Saturday, September 3, 2022

Where the Crawdads Sing: Movie Review

Stunning visuals and compelling story.
Where the Crawdads Sing is an off-the-beaten track movie and not just because the lead character Kya (Daisy Edgar-Jones) lives away from society but also because of the way it lingers on the gorgeous cinematography highlighting the beauty in the natural world, and because to understand Kya in the current moment requires knowing everything that has led her here. It’s a gorgeous combination of past and present, the collaboration of art and science all wrapped up in a murder mystery when society clashes with the unknown.   2022

Directed by: Olivia Newman

Screenplay by: Lucy Alibar
Based on the novel by Delia Owens

Starring: Daisy Edgar-Jones, Taylor John Smith

There have been lots of movies with lead characters who live away from society, but none who show the level of respect that this film pays to Kya aka Catherine Danielle Clark aka Marsh Girl. When the movie opens, she’s a young woman on the run from the authorities who are arresting her for murder. The film flashes back almost two decades earlier when Kya is a six-year-old girl living with her family in the marshes of North Carolina. But her father is an abusive alcoholic asshole and one by one her mother and older siblings run away leaving Kya alone with her dad then eventually alone by herself. This is a girl who has been taught to fear society because they hate her because they don’t understand her, but she has taught herself how to live and survive in the wilderness on her own

Most of the movie takes place in the 1960s and there are only four people who show Kya any love and respect. Tate (Taylor John Smith) a boy the same age as Kya who witnessed the abuse at the hands of her father and wants to do whatever he can to help her; at first it’s just helping her navigate the marshes when she was a child but later he taught her how to read. And a Black husband and wife (Sterling Macer Jr. and Michael Hyatt) who own a gas dock and a general store and they helped her trade mussels in for fuel for her boat and other food and clothes she’s not able to get on her own. Also Tom (David Strathairn) a lawyer who offers to defend Kya in court. He doesn’t know her but has noticed people’s cruelty towards her whenever she has ventured into town.

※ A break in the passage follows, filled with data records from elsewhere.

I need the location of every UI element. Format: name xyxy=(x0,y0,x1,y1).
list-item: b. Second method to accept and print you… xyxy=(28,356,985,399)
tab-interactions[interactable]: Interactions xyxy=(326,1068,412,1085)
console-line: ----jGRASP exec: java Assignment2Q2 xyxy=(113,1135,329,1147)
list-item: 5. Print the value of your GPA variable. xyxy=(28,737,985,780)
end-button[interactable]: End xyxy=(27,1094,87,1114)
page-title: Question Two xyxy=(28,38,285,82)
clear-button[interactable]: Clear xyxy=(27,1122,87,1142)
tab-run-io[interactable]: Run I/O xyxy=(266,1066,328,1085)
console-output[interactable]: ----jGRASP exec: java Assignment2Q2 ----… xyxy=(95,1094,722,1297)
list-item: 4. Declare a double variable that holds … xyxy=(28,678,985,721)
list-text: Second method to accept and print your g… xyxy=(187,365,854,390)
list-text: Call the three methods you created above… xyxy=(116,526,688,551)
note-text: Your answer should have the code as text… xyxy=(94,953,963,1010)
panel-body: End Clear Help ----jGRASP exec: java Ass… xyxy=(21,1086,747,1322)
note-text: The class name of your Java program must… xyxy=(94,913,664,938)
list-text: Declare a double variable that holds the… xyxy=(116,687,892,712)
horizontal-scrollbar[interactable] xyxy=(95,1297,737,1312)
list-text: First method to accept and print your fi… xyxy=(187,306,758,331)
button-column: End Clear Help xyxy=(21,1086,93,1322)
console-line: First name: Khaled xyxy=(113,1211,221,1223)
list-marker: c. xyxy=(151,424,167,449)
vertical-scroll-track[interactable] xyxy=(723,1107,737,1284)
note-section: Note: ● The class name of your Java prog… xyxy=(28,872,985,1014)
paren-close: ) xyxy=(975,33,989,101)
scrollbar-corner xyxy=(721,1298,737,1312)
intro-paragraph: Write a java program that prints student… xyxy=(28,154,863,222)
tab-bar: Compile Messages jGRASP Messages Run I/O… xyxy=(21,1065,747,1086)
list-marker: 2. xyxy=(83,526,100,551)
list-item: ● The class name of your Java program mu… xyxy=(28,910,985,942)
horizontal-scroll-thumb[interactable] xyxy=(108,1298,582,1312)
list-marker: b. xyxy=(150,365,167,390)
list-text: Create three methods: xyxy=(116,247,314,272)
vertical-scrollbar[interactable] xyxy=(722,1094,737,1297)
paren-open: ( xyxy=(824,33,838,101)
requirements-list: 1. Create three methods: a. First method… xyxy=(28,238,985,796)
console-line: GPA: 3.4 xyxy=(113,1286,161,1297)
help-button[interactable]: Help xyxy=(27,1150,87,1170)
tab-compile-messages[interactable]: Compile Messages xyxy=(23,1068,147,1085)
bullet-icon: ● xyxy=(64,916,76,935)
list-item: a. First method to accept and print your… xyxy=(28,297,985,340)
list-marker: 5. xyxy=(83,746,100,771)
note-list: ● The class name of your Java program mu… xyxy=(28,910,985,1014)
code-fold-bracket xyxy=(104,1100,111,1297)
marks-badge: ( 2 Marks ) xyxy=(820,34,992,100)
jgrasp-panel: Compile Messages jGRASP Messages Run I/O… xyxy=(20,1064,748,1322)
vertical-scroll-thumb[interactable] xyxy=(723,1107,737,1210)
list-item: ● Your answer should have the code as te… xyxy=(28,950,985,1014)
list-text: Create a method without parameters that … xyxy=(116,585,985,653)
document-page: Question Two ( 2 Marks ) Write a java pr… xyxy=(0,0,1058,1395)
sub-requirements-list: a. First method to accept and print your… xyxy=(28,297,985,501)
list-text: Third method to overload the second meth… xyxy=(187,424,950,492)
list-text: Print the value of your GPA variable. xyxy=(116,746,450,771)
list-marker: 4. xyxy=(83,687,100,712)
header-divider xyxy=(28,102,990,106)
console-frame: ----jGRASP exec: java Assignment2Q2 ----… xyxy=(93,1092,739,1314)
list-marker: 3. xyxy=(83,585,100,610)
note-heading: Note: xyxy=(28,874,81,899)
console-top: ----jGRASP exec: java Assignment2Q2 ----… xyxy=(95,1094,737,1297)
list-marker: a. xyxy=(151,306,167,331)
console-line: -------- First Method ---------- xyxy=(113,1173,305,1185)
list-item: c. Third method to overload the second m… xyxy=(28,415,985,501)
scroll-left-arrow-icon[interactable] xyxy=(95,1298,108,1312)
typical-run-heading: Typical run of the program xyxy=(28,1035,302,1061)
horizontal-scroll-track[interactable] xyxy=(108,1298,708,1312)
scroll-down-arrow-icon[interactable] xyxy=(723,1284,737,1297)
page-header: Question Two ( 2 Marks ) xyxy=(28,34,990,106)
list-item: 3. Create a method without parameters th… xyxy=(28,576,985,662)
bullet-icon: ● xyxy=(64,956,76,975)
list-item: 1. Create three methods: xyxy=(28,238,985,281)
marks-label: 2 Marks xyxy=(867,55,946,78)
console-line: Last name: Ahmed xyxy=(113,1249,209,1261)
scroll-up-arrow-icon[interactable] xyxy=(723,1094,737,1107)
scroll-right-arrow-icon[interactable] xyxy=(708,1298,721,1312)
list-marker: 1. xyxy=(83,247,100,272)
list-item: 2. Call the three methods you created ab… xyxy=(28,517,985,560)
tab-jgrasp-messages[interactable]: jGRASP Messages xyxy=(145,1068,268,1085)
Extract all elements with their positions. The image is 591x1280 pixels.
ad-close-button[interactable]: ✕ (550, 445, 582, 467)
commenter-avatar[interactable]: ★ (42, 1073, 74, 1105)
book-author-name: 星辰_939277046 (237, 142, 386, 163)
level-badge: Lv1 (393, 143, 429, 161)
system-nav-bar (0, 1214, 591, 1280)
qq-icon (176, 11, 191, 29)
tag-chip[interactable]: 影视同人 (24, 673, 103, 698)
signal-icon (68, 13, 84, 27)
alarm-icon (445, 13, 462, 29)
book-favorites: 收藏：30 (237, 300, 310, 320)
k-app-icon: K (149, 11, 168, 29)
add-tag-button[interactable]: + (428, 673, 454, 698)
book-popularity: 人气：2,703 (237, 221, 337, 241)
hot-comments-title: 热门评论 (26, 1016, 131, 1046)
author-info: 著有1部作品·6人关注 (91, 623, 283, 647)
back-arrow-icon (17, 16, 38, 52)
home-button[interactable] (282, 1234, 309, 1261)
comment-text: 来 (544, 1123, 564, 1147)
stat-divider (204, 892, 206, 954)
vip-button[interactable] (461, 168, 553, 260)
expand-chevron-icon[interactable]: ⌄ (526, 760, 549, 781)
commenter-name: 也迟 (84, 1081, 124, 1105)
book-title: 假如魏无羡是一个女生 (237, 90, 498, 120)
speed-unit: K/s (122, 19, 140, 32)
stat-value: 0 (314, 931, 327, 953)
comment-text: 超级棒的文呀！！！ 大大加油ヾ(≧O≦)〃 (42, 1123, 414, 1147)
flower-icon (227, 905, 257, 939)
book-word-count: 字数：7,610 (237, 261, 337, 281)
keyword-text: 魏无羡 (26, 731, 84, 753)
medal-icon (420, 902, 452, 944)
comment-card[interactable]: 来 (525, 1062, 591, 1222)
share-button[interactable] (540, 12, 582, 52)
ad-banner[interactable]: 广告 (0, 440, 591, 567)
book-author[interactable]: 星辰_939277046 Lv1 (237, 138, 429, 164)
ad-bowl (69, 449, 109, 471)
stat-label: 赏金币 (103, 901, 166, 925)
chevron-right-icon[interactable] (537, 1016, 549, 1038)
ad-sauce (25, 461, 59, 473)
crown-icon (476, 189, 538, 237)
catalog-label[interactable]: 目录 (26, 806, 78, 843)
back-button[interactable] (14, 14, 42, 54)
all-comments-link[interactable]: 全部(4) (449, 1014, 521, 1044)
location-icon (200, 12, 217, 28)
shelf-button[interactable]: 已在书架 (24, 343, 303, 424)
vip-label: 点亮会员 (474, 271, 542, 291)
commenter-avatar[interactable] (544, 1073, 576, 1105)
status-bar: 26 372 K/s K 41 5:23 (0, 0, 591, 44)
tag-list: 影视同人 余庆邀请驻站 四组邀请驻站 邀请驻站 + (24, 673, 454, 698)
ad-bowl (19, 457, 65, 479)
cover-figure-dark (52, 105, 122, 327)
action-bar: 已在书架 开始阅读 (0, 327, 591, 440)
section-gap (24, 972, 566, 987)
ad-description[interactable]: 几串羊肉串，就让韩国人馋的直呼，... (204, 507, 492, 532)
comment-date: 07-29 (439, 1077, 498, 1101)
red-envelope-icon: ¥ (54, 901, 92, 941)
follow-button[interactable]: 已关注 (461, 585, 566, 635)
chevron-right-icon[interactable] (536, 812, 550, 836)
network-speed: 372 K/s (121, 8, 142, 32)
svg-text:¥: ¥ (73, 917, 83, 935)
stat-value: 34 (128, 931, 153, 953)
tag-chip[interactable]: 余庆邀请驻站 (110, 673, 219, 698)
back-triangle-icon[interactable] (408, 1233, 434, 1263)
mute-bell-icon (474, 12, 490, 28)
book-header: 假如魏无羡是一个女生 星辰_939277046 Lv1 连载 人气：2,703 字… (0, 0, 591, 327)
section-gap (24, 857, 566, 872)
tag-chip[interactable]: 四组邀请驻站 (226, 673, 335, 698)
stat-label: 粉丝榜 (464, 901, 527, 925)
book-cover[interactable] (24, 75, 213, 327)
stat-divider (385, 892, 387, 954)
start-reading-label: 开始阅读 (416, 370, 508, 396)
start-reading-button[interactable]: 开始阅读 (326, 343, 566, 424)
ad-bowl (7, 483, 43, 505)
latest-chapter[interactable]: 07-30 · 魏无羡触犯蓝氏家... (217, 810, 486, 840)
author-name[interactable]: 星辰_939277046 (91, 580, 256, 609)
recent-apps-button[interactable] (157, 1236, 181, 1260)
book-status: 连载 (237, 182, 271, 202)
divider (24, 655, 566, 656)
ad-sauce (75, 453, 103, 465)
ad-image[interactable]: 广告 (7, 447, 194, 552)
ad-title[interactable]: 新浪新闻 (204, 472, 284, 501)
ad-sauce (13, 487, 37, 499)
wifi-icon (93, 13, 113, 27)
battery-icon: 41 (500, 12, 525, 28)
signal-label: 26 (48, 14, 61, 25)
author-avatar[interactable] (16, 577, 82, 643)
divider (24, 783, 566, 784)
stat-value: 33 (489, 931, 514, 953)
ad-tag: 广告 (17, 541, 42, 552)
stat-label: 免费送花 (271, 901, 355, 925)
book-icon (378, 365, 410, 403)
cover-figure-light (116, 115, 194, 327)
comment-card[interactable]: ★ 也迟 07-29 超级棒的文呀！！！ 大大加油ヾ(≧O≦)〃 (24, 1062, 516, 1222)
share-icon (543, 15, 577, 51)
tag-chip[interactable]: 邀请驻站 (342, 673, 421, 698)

While the film never specifically mentions race, it can be inferred that at least part of the reason that the townspeople hate Kya is because she got helped by Black people. This is a town in North Carolina that is filled with rich, racist white people, and they are going to form the jury of her peers as she’s put on trial for the murder of one of their own rich, racist white boys.

The story of the murder trial is intercut with flashbacks to Kya growing up, every significant moment as Kya lives on her own and becomes both more and less integrated with society. Despite the non-linearity, the pacing is perfect. No section drags too long before we’re taken to a different part of the story and different obstacles to overcome. In addition to the gorgeous cinematography, the editing is really well done as well (I really hope it can, but I’m sure it won’t, be able to garner some well-deserved Oscar nominations).

As mentioned, I really love the respect the film shows for Kya, and in connection with that is the optimism the film has. Even though Kya’s life is filled with abuse, and cruelty and rejection and obstacles of all kinds, Kya remains even keeled allowing the film to remain interesting rather than depressing. Where the Crawdads Sing is a gorgeous movie with an interesting story and a thoughtful approach to the main character while able to highlight art and science and all the haves vs have-nots (racism, money, possessions) clashes within society.